Companies may want to allow extra time to gather the information required for the revamped summary compensation table, since a requirement to include increases in pension value most likely will require the assistance of actuaries who aren’t usually involved in the proxy statement process.

The determination of a company’s named executive officers is now based on total compensation for the last fiscal year (excluding any increase in pension values and non-qualified deferred compensation above-market), not just salary and bonus. The SEC has done away with an exclusion for the non-recurring event type of compensation.

If the company has many items under the “all other compensation” column, such as perks, tax gross-ups, and change-in-control payments, it also may want to consider creating a separate table listing the amounts of all other compensation so it is easier to read.

Perquisites

Companies need to pay particular attention to the SEC’s new interpretive guidance on perquisites; the lower threshold for disclosure also means that the disclosure may be lengthy. If the aggregate amount of perks is $10,000 or more, each perquisite must be identified in a footnote. If any single perk is valued at more than $25,000 or 10 percent of the total perquisites or other benefits, its individual value also must be disclosed.
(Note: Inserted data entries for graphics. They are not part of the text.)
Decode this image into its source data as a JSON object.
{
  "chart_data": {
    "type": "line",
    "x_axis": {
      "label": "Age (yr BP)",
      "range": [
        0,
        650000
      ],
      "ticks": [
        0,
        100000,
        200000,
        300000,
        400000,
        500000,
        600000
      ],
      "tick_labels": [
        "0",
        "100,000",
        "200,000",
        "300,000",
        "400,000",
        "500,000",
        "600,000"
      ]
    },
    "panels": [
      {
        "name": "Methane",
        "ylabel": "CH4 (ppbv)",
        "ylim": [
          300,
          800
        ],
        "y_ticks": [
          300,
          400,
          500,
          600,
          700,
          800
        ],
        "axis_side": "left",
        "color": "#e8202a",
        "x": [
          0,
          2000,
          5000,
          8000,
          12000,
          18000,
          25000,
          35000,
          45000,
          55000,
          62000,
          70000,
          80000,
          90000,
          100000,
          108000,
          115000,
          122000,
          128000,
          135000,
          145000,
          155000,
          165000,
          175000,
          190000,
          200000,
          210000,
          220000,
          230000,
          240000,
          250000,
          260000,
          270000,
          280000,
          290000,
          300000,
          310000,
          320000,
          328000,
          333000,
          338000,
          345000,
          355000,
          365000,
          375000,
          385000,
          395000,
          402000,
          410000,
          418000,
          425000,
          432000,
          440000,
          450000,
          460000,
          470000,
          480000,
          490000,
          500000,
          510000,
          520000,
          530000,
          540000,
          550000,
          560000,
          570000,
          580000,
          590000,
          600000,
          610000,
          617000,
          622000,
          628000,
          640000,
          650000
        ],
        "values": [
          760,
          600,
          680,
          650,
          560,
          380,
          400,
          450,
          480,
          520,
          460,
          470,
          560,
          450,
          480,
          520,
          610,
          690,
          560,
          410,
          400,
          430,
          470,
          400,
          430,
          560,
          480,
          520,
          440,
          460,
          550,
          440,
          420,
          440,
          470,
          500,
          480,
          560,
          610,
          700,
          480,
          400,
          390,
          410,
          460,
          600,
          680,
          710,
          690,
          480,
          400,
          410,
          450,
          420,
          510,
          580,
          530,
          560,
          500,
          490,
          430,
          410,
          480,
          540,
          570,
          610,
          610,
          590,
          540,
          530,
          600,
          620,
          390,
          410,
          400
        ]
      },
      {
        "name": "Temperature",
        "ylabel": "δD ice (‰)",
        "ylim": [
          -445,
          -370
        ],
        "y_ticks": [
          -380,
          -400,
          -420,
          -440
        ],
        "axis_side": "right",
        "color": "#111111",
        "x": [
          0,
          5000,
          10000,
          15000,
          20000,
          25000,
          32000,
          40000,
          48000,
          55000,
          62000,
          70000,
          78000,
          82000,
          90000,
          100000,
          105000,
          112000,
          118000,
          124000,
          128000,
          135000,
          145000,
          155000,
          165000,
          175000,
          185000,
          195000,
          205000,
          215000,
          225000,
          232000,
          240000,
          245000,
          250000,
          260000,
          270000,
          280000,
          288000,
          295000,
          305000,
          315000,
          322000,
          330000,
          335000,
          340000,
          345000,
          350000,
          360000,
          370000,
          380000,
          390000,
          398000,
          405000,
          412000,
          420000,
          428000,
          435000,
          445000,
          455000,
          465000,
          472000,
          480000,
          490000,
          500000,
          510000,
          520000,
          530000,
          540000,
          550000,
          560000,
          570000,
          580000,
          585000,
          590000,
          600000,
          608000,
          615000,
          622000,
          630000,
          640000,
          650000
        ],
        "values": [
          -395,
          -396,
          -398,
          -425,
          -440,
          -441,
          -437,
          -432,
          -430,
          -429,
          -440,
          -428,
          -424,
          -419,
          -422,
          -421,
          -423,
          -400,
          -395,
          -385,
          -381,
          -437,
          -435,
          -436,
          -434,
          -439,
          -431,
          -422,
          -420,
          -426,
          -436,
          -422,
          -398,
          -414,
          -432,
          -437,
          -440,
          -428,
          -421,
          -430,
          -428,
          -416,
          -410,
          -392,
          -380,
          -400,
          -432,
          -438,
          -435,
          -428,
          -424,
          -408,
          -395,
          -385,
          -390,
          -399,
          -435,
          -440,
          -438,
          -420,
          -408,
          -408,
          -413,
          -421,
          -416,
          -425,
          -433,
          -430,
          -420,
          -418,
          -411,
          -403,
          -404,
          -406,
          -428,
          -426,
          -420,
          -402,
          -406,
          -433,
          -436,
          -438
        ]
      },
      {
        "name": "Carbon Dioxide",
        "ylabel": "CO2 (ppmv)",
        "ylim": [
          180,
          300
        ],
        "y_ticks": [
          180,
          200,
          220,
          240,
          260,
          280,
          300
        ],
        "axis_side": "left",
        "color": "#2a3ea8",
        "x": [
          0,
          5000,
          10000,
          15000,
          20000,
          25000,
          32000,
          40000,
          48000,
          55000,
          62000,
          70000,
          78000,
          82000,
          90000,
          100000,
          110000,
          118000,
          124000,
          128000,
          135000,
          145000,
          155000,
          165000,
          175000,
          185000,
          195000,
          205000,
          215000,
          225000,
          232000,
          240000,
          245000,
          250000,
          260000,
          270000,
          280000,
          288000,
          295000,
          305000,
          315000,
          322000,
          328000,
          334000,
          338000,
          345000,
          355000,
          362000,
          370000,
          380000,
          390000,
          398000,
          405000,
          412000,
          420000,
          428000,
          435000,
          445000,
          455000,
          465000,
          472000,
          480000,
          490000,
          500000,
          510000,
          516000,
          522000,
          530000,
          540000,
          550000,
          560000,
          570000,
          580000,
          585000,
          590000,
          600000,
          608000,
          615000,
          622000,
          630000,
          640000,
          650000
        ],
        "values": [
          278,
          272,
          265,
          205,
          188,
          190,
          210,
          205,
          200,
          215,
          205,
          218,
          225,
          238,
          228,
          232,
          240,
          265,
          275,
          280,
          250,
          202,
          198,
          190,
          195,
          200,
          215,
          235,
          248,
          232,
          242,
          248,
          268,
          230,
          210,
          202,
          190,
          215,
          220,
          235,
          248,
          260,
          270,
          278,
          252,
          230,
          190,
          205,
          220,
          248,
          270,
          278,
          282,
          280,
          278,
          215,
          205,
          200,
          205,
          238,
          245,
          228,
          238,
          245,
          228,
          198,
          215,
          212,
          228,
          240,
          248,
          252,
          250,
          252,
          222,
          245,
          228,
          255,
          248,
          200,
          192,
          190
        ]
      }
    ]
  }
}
Post-Employment Compensation

Stubblefield

Under the new rules, post-employment compensation takes on increased importance, with two new tables and greater narrative disclosure of all compensation. According to Stubblefield, companies should start work as soon as possible on this section, since it too will involve working with actuaries. She suggests creating a table for each NEO that lays out all possible circumstances (retirement at normal age, change-in-control, resignation, etc.) and what the plan provides for each.

Director Compensation

The rules require a new table, similar to the summary compensation table, that includes compensation for all directors. Disclosure of stock option timing or dating practices may be necessary if directors receive stock option grants. Stubblefield advises companies to involve the board early on so no surprises emerge with the disclosure.

Corporate Governance

Corporate governance requirements that previously were scattered throughout SEC rules all have been collected under a new Item 407 of Regulation S-K, which also requires new disclosure of a company’s processes and procedures for determining compensation. Bartoli and Stubblefield advise companies to consider the public perception created by compensation consultants who consult for the company and the compensation committee

Plain English

Even after companies have gone through the arduous task of compiling the information they need to put their proxy statements together, they must review their disclosure for “plain English” compliance, which could mean moving to tabular or bullet-point format for some information that was provided previously in narrative form.

Finally, Bartoli reminds companies to review their board-committee charters and corporate-governance guidelines and to consider whether they require revision in light of the new disclosure requirements. Stubblefield advises companies to review their disclosure controls and procedures to make sure they are adequately set up to collect the information they need to put together their proxies.